Notably, Japan is currently engaged in trade talks with the U.S., but there are no clear signs of a deal. Akimasa Akatawa, the country’s chief trade negotiator, reportedly stated on June 20 that trade negotiations with the U.S. “remain shrouded in mist.” Should the two sides fail to reach an agreement, the U.S. would impose a 25% “reciprocal” tariff on Japanese imports.
Interest rate hikes by the BOJ could strengthen the yen, which would hurt Japan’s typically export-driven economy, reducing the competitiveness of Japanese exports and limiting growth.

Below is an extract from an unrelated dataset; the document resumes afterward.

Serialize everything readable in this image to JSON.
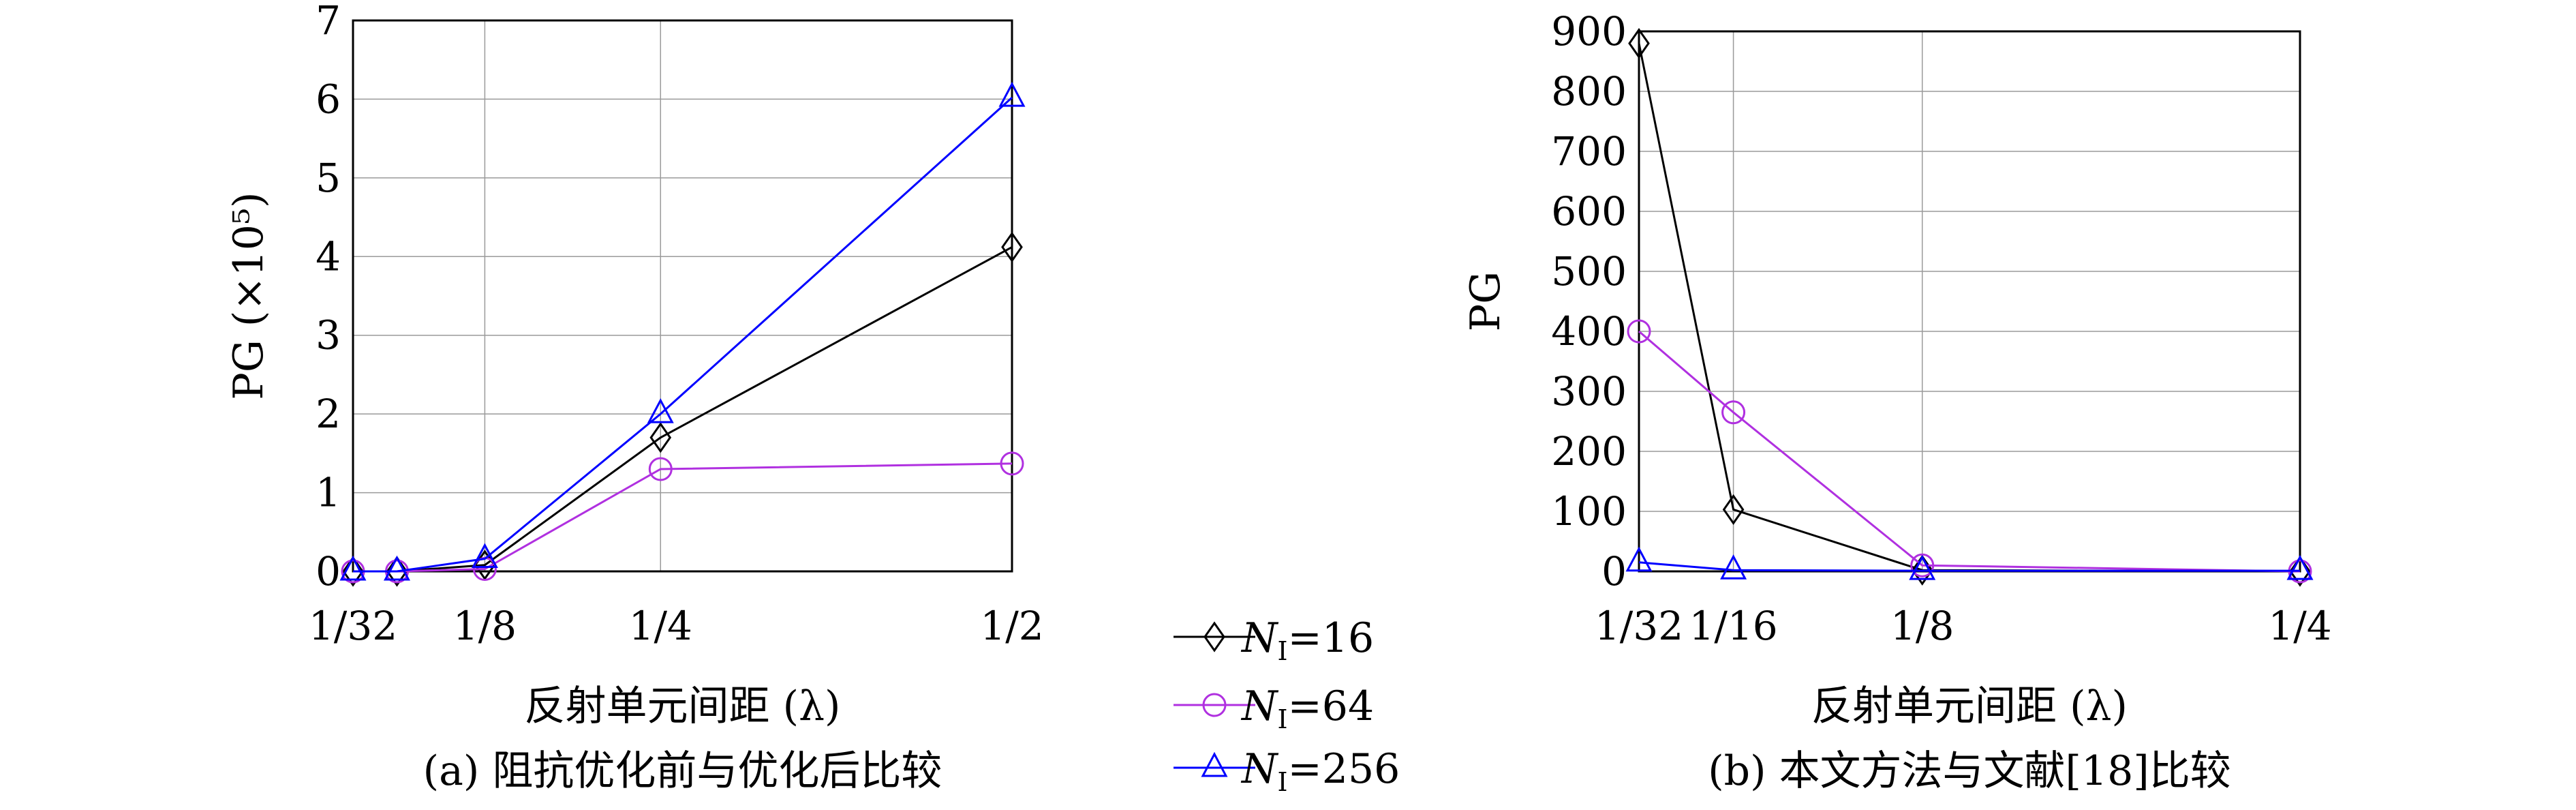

The country’s latest trade data show that Japanese exports fell 1.7% year-on-year in May, marking the biggest drop since September 2024.
Due to the sharp drop in exports, Japan’s gross domestic product (GDP) also saw its first decline in a year, falling 0.2% quarter-on-quarter in the three months ending in March.
The BOJ may also be learning from historical lessons. Frederic Neumann, chief Asia economist at HSBC, says that the BOJ experienced decades of sustained deflationary pressures and “several false dawns that led to premature policy tightening.”
As such, the bank is now taking its time to achieve policy normalization. Neumann points out that the BOJ is taking a slow approach to raising rates because rising inflation is primarily driven by a sharp decline in the yen and there are only “nascent signs of a sustained wage-price cycle.”
However, BOJ board member Naoki Tamura stated in a speech on Wednesday that the bank may need to hike rates “promptly” if upside risks to prices increase.
Since April 2022, the yen has depreciated from around 120 to approximately 150 against the U.S. dollar. In 2024, the currency weakened to 161.99 on July 3, its weakest level in about 38 years.
Additionally, Neumann says, “A period of inflation overshoot may be needed to shake Japan’s long-held expectations among households and corporations of limited price gains.”
He says that while the BOJ’s “go slow” strategy is sensible, Japanese monetary officials need to be wary of the risks of normalizing policy too late. “The BOJ faces a difficult and narrow path going forward, needing to hike rates fast enough to prevent inflation expectations from spiraling, but not so fast that it pushes the economy back into its earlier deflationary mire.”